Dragon Slain at Birmingham Festival Theatre
review in The Southsider Community Paper


Six
hundred years ago, a "passionately moral and wickedly comic"* poem was penned that still packs theaters with spellbound listeners. Sir Gawain and the Green Knight, as rendered by storyteller/actress Dolores Hydock and the early music group PanHarmonium, was such a smash that the Birmingham Festival Theatre held the show over for an extra, unpublicized matinee.


The matinee crowd itself was close to a full house, a great enthusiasm to see for one of the oldest art forms of all: telling a story. Of course, the live performance of period music could not have been more appropriate, better played or seamlessly integrated into Hydock's web of spoken word.

The PanHarmonium medieval music trio started the show with several 13th and 14th century tunes, taking time to point out interesting quirks or stories about a variety of fascinating instruments. Susan Marchant revealed the recorder (does everybody remember playing little plastic recorders in middle school?) is called such because it was used to train song birds, in essence, to "record" melodies into their repertoire. David Cantrell showed everyone how to work the bellows of a portative organ, and Gilbert Ritchie extolled the raucous virtues of the best named instrument -- the crumhorn.

After the songs, including a round starring guest vocalists and including the audience, Dolores Hydock took over the stage with a strong, versatile presence.

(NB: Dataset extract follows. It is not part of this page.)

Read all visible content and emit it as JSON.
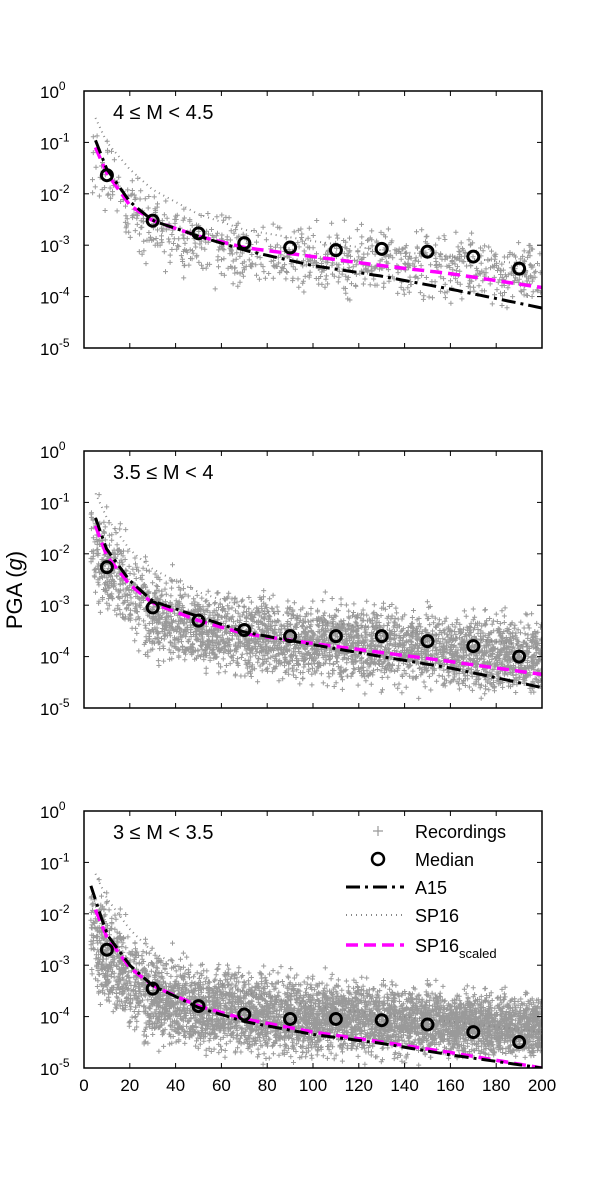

An attractive, petite woman, she would sculpt the big air around her with words, physical movements, and projection into the ferocious seven foot green monster. Or, in an instant, draw all the space into the form of a frightened boy facing mortality. Her ingenious use of a single prop, a gauzy green silk scarf, was an example of the best of minimalism, when it surprises the imagination. Together with incidental music and even sound effects from PanHarmonium, Hydock created a charming world of energized and relevant fantasy that one was sorry to have to leave.

*from the introduction to Burton Raffel's translation, one of several used in compiling Hydock's version.